Writing About Feelings Is a Way to Reduce Stress

Trauma and unexpected situations in life — like a car accident, a life-threatening diagnosis, or a downsizing at work — can all throw you off stride mentally. Expressive writing is expressing in writing form a person’s thoughts and emotions that appear because of traumatic experiences. However, this practice is not the best solution for everyone. It works better for people without any ongoing or severe mental diseases, including major depression.

What Did the Research Show

During one study, 50 students were asked to write about either particular traumatic experiences or any insignificant issues for 15 minutes for four days. The study lasted for six months. Students who described their stressful experiences visited the campus health center and used a pain reliever less often than those students who wrote about insignificant matters.

Many studies have assessed the effect of such a practice on people with asthma, cancer, HIV, etc. According to these studies, this technique initially may upset people but eventually helps them relax.

During one recent study, researchers have assessed if it helps ease stress. According to one study, such a practice reduced stigma-related stress in gay men. One more study showed that it had a good effect on constantly stressed caregivers of older adults. Additionally, stressed test-takers who turned to expressive writing before taking a significant exam earned higher grades than those who did not use this technique.
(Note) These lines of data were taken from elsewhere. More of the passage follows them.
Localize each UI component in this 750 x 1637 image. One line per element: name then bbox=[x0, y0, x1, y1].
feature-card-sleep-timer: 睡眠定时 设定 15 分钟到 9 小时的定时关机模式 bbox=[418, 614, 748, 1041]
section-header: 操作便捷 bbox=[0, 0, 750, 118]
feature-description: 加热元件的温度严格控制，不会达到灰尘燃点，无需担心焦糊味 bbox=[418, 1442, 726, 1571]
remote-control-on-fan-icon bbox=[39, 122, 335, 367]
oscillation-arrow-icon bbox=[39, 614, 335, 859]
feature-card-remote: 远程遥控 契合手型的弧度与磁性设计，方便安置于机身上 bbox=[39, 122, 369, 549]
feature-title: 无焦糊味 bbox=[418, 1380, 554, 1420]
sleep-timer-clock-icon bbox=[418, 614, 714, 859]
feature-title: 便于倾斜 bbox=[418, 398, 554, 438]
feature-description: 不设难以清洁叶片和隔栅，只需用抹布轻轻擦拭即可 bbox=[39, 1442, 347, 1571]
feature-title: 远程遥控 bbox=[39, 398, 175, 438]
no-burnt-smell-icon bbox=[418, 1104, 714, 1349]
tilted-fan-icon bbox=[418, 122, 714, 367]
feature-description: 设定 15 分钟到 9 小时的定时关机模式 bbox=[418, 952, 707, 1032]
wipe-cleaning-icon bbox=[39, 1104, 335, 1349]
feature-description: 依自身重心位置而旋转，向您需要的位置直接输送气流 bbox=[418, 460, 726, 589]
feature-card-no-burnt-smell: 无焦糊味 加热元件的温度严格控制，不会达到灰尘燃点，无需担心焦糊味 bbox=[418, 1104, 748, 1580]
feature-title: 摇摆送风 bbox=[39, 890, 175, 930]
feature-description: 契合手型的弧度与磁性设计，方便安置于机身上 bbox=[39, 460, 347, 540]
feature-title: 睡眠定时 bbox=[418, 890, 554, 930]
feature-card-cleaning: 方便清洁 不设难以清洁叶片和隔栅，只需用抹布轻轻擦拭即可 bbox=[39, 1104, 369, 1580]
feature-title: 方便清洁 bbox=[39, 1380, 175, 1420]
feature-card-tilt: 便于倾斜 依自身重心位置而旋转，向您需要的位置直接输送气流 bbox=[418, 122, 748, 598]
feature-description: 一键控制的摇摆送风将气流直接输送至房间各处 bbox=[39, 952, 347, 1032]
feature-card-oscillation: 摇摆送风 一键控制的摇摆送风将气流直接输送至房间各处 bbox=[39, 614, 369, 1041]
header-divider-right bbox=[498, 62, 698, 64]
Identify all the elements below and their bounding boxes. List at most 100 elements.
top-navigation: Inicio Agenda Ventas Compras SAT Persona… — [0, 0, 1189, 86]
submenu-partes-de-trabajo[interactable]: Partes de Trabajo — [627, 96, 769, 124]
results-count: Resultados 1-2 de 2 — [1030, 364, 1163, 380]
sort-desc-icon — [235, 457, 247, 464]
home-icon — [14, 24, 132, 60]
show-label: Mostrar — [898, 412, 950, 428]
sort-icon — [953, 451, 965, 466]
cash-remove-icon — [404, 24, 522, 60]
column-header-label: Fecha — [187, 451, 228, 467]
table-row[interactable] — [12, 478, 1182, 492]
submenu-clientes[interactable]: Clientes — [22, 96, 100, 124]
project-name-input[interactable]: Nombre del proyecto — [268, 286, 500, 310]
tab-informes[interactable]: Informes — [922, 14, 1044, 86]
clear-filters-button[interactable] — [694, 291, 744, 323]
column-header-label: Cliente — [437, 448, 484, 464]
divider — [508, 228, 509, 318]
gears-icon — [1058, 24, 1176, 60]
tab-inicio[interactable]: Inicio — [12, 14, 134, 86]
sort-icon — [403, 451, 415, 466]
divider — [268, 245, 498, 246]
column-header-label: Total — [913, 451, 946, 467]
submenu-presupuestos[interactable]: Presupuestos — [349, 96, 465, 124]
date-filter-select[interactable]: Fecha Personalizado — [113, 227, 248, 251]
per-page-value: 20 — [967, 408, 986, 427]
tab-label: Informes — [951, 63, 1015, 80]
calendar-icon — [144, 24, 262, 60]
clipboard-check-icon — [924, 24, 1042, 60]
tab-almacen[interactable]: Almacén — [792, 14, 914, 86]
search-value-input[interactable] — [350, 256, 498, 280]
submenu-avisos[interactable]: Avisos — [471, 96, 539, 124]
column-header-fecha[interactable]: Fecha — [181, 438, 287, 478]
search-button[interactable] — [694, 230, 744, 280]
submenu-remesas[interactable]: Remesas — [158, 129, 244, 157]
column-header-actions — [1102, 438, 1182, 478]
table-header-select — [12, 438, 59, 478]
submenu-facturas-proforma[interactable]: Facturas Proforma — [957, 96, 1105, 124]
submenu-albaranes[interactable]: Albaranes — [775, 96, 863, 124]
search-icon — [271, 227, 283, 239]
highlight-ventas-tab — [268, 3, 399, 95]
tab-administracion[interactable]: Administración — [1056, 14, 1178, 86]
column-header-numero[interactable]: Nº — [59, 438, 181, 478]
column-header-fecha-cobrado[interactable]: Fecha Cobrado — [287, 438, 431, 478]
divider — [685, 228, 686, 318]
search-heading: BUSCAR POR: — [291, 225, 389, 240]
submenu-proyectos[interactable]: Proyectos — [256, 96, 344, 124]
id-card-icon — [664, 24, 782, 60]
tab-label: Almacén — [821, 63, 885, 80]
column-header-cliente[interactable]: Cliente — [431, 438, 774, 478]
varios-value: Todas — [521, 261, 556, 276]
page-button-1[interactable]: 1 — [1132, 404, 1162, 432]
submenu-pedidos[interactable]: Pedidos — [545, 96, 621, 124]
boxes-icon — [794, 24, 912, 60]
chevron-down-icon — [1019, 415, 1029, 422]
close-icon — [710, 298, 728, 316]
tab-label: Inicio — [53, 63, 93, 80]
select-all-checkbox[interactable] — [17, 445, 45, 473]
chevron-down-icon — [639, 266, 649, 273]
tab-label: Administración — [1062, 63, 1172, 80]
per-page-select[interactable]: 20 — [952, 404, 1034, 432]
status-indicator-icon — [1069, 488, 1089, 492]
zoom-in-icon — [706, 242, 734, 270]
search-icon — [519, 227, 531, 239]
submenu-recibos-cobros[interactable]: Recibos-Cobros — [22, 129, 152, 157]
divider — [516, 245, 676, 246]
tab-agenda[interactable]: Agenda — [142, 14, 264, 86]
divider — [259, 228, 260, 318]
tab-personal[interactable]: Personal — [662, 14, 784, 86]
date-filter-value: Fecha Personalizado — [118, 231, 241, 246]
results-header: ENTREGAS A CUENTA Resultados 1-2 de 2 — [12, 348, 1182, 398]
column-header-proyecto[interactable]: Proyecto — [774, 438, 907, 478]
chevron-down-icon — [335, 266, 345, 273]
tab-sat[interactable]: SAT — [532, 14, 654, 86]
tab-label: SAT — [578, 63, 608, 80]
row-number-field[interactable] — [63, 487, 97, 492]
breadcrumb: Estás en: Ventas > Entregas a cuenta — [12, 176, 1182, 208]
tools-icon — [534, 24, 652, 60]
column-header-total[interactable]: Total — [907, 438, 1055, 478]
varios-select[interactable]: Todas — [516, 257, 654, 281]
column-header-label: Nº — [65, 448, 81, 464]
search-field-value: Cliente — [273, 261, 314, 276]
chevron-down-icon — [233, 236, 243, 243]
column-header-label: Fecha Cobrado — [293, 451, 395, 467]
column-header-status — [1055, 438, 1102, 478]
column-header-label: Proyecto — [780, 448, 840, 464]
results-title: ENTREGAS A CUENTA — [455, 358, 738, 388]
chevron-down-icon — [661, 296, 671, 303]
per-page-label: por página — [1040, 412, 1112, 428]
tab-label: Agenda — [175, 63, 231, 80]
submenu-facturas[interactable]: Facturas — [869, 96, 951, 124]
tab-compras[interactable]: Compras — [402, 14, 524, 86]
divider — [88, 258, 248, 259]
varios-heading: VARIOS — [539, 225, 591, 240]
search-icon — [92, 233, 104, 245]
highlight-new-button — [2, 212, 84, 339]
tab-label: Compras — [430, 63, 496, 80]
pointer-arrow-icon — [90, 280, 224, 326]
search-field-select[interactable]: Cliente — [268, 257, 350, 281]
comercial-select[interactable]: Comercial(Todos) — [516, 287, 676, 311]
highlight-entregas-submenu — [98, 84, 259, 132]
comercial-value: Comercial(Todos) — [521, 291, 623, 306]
As a rule, expressive writing involves writing for a specific time amount daily about the traumatic experience. You should write nonstop while exploring your innermost emotions. This method may also be used to realize how the traumatic experience may revive memories of other stressful situations.

Why Does Expressive Writing Help

When researchers just began studying this technique, they assumed that it might help overcome emotional inhibition. They assumed that people who had suppressed stressful memory might become able to move further after expressing their feelings about a traumatic event. However, it is not quite that simple. Instead, there are numerous mechanisms behind this technique.

The act of recalling an experience in memory, and expressing how you feel about it is crucial. Writing helps organize thoughts and provide importance to a stressful experience. Besides, this process may help learn regulate your feelings better. Also, such a practice stimulates an intellectual process — the act of building a story — that helps get rid of the mental cycling more typical to rumination.

Eventually, when you open up privately about something, you more likely to talk with others about it. Therefore, writing may lead to reaching out for social support and healing.

It is also important to mention timing. According to several studies, people who wrote about traumatic experiences right after them felt even worse after expressive writing, possibly because they were not yet ready to face them. Therefore, it is recommended to wait at least a couple of months after traumatic experiences before turning to such a method.

However, this technique is such an easy and low-cost method that it is definitely worth trying.